De quoi rappeler que la « liberté de presse » revendiquée (quand ça leur chante) par les éditocrates et leurs soutiens politiques est bien souvent mobilisée au service d’un certain type de discours. On constatera la disproportion. Depuis des mois, en parallèle du matraquage à propos du soutien inconditionnel à Israël et de la droitisation (voire extrême-droitisation) des discours de « l’information », les adresses de soutien au peuple palestinien sur nos écrans se comptent sur les doigts d’une main.

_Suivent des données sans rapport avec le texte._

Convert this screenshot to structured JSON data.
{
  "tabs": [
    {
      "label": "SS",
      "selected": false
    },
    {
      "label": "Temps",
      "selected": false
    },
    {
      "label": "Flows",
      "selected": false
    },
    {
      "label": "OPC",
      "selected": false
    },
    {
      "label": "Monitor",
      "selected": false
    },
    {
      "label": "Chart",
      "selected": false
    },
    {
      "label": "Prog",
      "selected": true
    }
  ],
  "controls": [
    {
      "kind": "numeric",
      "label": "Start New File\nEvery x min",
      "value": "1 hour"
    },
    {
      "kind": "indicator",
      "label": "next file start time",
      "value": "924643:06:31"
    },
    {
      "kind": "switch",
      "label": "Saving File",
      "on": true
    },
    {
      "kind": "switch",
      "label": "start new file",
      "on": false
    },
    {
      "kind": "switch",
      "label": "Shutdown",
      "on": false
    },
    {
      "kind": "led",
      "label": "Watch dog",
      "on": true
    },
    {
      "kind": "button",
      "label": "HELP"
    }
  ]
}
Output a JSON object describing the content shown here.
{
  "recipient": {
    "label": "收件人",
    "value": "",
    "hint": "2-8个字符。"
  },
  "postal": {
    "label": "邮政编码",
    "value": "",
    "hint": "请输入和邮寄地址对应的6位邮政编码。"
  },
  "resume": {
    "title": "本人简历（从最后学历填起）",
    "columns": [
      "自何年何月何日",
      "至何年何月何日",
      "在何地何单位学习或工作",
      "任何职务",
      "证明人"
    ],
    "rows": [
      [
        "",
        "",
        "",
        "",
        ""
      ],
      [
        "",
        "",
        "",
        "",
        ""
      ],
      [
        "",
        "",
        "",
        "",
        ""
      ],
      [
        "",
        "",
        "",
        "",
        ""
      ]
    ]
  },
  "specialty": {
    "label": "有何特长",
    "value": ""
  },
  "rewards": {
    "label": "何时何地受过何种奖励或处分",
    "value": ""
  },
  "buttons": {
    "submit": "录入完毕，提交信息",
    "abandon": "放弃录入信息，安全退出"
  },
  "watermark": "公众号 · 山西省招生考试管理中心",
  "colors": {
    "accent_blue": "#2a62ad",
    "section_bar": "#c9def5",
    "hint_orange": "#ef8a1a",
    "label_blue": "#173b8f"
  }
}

Dans le même temps, sur les plateaux télé comme en politique, l’instrumentalisation de la lutte contre l’antisémitisme continue d’avoir de beaux jours devant elle. Une instrumentalisation d’autant plus détestable que l’assimilation de toute critique d’Israël, et désormais donc d’une journaliste, à de l’antisémitisme constitue plus que jamais un jeu dangereux, à même de faire croître le véritable antisémitisme, et de salir une lutte vitale.
Cette offensive, venue de tous bords jusqu’à ceux de l’ancienne NUPES, souligne à nouveau la nécessité de faire bloc mais aussi de construire des mobilisations et des perspectives indépendantes des organisations du régime et de la gauche institutionnelle. Des mobilisations qui, dans les semaines à venir, doivent continuer à porter sur la solidarité avec la Palestine, contre la criminalisation de cette cause et plus largement contre le climat autoritaire et réactionnaire, dont la cabale contre Jean-Luc Mélenchon est une nouvelle expression.